Mohamed Benhadj, commissaire d’exposition, designer et artiste performeur, est arrivé dans le monde de l’art par un chemin décousu. Son identité artistique s’est forgée au fil des expériences, à la fois humaine et plastique.
D’Alger à Barcelone, ces dix dernières années ont été pour lui remplies de travail et couronnées de succès. Avec son projet Al-Tiba9, Mohamed Benhadj, exposent et accompagne des artistes internationaux, participe à des foires , biennales, et autres évènements cotés dans le monde de l’art.
À 34 ans, Mohamed Benhadj est le propriétaire de la galerie virtuelle « Al-Tiba9 Contemporary Art » et du magazine éponyme. En 2020 il devient Ambassadeur culturel du prix « ARTE LAGUNA », l’un des concours d’art contemporain les plus célèbres de l’Arsenal de Venise, en Italie. Cette consécration fera de Al-Tiba9, un des nombreux Prix que compte le Arte Laguna Prize.
Le 3e numéro de son magazine a été utilisé comme référence en design pour les études doctorales en design à l’université d’art de Tokyo au Japon.
Mohamed Benhadj, parle de ces consécrations avec beaucoup de recul. Il estime que c’est le résultat de plusieurs années de travail. Pour lui, le travail « sincère et appliqué » entraine forcément la réussite.
Installé à Barcelone depuis 2015, Al-Tiba9 est néanmoins né en Algérie. « Al-Tiba9 est un concept qui englobe différentes expressions artistiques qui se déclinent à travers plusieurs médiums.
Il s’agit d’une exposition dont le projet artistique phare est la performance. « Chaque fois qu’une nouvelle édition d’Al-Tiba9 est organisée, j’initie de nouvelles forment d’art.

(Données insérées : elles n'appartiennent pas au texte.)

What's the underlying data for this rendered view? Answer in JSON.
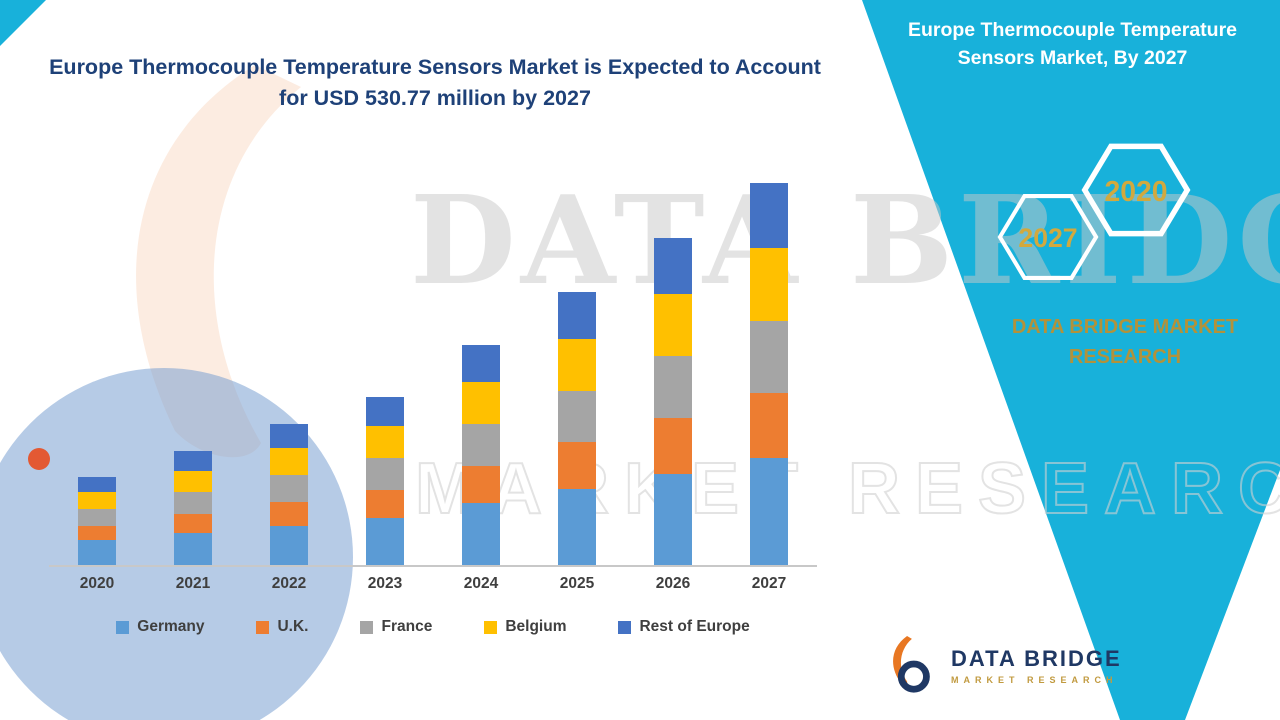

La dernière, organisée à Alger en 2019, a vu l’introduction d’un mélange de performances et de design de mode », explique Mohamed Benhadj.
Al-Tiba9 est aujourd’hui un projet connu à l’international. Mohamed Benhadj a participé récemment avec sa galerie à la foire internationale « Arts Libris » de Madrid. Il a également été invité à animer une conférence sur les enjeux de l’art contemporain.
Pour ce jeune homme, se faire une place dans le monde de l’art c’est avant tout du relationnel. Dans ses collaborations avec les artistes, il dit qu’il refuse de travailler avec eux sur des évènements ponctuels, mais privilégie des collaborations sur le long terme.
« Si aujourd’hui Al-Tiba9 parvient à se positionner dans le monde de l’art, c’est parce que j’ai accordé énormément d’importance à mes collaborations. Je suis constamment en train de chercher de nouveaux artistes, me renseigner de très prés sur les nouvelles créations contemporaines. C’est un travail au quotidien pour moi. C’est pourquoi, quand je monte une exposition, je ne soumets pas les artistes participant à un thème, je sais exactement qu’elle œuvre il devrait exposer », précise-il.
Mohamed Benhadj a le souci de la perfection. Il estime qu’une oeuvre doit est esthétique. Elle doit porter un discours pertinent pour susciter différentes émotions chez l’observateur.
« Ma vision d’artiste est en mode puzzle. Quand je choisis une oeuvre pour une exposition, ce n’est pas parcequ’elle répond à une série de critères mais plutôt car elle est nécessaire dans l’exposition. Je rassemble des pièces pour former un tout qui exprime une vision », détaille l’artiste.
Cette façon de travailler est selon lui inspirée instinctivement de son parcours, qui pour lui reste atypique. « Je suis arrivée dans le monde de l’art avec mes propres règles. Le chemin que j’ai emprunté je l’ai tracé seul. Aucune école d’art, ni formation dans le domaine. Je n’ai eu aucun accompagnement. J’avais pour seules armes mon audace et mon ambition », confie l’artiste performeur.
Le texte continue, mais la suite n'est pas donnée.